Entendiendo la aparente contradicción
¿Cómo entonces se conjugan unos elementos y otros en nuestro sistema democrático? ¿Cómo conviven dos «ingredientes» potentes de la democracia plena con otros dos con resultados más pobres?
Vaya por delante que un régimen democrático requiere sin duda la existencia de partidos políticos. Éstos cumplen (o deberían) una doble función: la de representar las distintas corrientes de opinión y posturas políticas de una sociedad, y la de negociar y llegar a acuerdos entre los partidos para cimentar gobiernos estables y eficaces.
Un primer problema surge cuando los partidos políticos se convierten no en representantes sino en delegados, es decir una vez que votamos (que no elegimos) perdemos nuestra influencia sobre ellos («vótame y olvídame»).
Y entonces, para que sigamos votando a algún partido, estamos sometidos a una excitación continua, una confrontación de papel escenificada en los telediarios y las tertulias «políticas»de los platós de televisión, que apela a nuestros miedos y fobias con objeto de intentar enfrentarnos unos contra otros, obligarnos a tomar partido («o eres comunista o eres fascista») y levantar barreras identitarias («yo soy de los míos y los otros son los culpables de todos nuestros males»).

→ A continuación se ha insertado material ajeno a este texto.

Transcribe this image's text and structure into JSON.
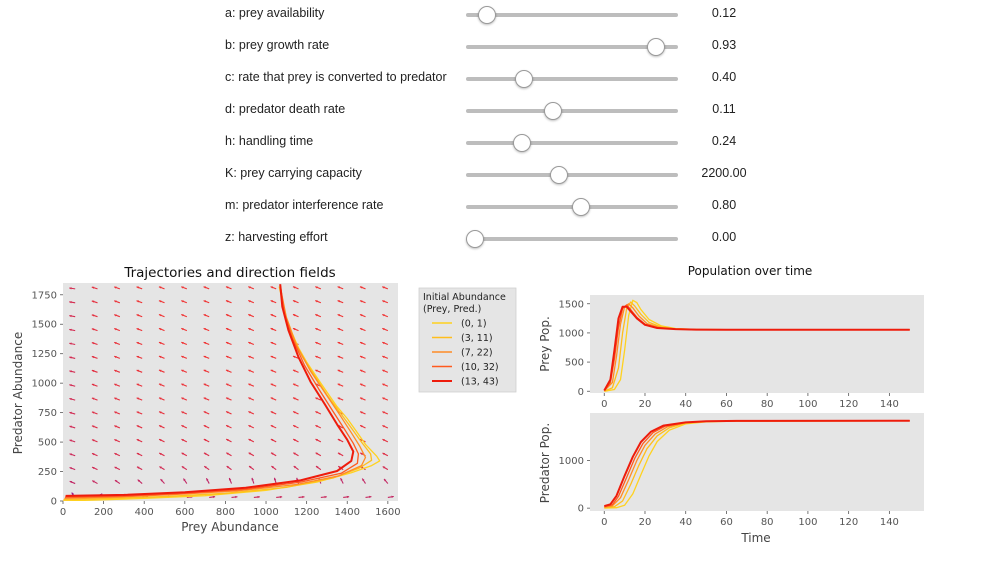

El segundo problema es que los partidos, en particular los mayoritarios, acumulan un exceso de poder interno (sus cúpulas someten a una férrea disciplina a sus cargos públicos y parlamentarios) así como externo: copando las Administraciones Públicas, contratando «personal de confianza», acaparando subvenciones públicas para organizaciones o fundaciones propias, nombrando los miembros del Consejo General del Poder Judicial (¿dónde ha quedado la separación de los poderes -legislativo, ejecutivo y judicial- de la que hablaba Montesquieu?), etc.
Más vale ir pensando qué hacer sin esperar a lo que digan nuestros «representantes».